Me detuve en seco, con la taza de café —frío y mediocre, pero funcional— a medio camino de la boca. ¿Una buena noticia? ¿Ahora? Era tan raro oír esa frase en esta comisaría que por un segundo me pregunté si el hombre se había golpeado la cabeza. Pero no dije nada. Entré, con la resignación de quien espera un malentendido disfrazado de favor.
—¿Buena noticia? ¿Encontraron al asesino de la maleta? —pregunté, con mi mejor esfuerzo por sonar cínico sin cruzar la línea del desacato. Aunque por dentro, ya me preparaba para una decepción.
—No, pero ya tienes a tu nueva agente. Como tanto insististe —respondió con una sonrisa torcida, empujando hacia mí un sobre abultado, amarillento y con la solapa arrugada, como si hubiera sido arrastrado por un vendaval de trámites. —Expediente limpio. Transferida de Central. Tú verás qué haces con ella. Empieza hoy.
—¿Ella? —pregunté, arqueando una ceja.
—Sí. Álvarez. María. ¿Algún problema con eso? —el tono del comisario ya anticipaba que no estaba para discursos ideológicos ni comentarios de vestuario.
Tragué un sorbo de café helado.
—¿Una mujer? —dije, más sorprendido que indignado. Pero incluso yo oí cómo sonaba esa frase. Como una reliquia de otra época. Me corregí de inmediato, aunque mentalmente.
—Sí, inspector. Las mujeres, si no lo sabes, forman parte del cuerpo desde hace décadas. Sé que aquí seguimos operando como en los años setenta, pero hay que ir actualizándose —replicó con ironía mientras se frotaba los ojos.
—¿Tiene experiencia en Homicidios? —pregunté, agarrándome a la última esperanza de que me quitan este morrón de encima. No porque no necesitara una nueva incorporación. La necesitaba con urgencia.
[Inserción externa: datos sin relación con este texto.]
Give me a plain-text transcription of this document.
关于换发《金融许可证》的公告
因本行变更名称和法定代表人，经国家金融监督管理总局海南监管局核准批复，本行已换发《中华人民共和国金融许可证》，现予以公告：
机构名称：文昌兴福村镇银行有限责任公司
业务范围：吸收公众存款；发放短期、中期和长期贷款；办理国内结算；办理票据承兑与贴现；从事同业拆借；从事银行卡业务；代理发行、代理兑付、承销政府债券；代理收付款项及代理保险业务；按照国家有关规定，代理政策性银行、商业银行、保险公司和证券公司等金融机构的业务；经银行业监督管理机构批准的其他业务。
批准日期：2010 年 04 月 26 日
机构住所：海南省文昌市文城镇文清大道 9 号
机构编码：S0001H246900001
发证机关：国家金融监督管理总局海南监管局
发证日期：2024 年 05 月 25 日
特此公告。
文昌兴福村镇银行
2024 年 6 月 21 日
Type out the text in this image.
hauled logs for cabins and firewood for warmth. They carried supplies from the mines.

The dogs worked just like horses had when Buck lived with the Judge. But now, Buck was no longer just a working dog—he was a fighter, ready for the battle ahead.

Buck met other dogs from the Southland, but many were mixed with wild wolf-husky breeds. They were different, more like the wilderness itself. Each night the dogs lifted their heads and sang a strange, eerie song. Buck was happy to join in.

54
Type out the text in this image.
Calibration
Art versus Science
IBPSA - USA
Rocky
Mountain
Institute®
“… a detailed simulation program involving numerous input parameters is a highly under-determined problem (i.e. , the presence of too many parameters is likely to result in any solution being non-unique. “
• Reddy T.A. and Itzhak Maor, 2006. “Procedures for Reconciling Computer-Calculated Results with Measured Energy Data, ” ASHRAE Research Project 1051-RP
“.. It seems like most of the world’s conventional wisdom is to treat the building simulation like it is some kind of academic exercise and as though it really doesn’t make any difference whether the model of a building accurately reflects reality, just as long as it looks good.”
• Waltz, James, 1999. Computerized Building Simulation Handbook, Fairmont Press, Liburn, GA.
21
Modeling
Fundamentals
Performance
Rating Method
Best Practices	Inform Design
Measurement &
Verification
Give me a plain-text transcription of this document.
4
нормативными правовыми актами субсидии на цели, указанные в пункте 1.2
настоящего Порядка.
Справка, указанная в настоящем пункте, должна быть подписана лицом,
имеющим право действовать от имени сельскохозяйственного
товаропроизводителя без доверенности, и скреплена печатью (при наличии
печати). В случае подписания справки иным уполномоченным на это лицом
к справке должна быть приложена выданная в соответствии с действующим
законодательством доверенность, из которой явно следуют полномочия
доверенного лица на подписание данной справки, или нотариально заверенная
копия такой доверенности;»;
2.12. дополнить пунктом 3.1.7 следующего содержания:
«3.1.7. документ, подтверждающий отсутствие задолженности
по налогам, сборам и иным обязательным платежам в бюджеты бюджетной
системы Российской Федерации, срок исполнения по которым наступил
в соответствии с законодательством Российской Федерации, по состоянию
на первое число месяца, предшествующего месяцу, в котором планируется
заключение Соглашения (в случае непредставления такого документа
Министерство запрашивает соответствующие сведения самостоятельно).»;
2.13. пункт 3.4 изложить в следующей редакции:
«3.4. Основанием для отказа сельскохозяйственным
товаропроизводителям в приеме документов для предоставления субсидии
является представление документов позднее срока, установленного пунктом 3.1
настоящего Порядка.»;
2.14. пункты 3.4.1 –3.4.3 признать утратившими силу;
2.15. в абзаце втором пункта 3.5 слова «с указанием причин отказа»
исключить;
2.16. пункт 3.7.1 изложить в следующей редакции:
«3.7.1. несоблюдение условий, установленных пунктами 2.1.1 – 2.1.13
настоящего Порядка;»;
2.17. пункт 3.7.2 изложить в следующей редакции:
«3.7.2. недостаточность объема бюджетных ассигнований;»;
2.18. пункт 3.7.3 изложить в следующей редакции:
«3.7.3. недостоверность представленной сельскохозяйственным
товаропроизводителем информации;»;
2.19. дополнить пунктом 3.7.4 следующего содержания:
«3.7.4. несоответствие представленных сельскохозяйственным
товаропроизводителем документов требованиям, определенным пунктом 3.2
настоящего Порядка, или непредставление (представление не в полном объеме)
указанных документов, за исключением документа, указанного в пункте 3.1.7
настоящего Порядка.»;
Las bajas en mi equipo no eran por muertos —todavía—, sino por renuncias. Porque, sorpresa, muy pocos estaban dispuestos a arriesgar su vida por un sueldo miserable, horarios criminales y ninguna garantía de volver a casa con la cabeza intacta. La mayoría de los buenos se iban en cuanto encontraban algo mejor. Seguridad privada. Aduanas. Cualquier cosa que no incluyera cadáveres en bolsas y cafés recalentados a las tres de la madrugada.
Y ahora llegaba ella. Una mujer. ¿Qué haré con ella?
No lo dije en voz alta. Nunca lo haría. No porque fuera un machista de manual —yo creía que no, al menos—, sino porque conocía el peso que ese detalle traía consigo. En un grupo como el mío, donde el humor era ácido, el ambiente hostil y los días eternamente grises, una mujer no solo tenía que hacer su trabajo: tenía que hacerlo el doble de bien y con la mitad del margen de error. Y aun así, sería juzgada.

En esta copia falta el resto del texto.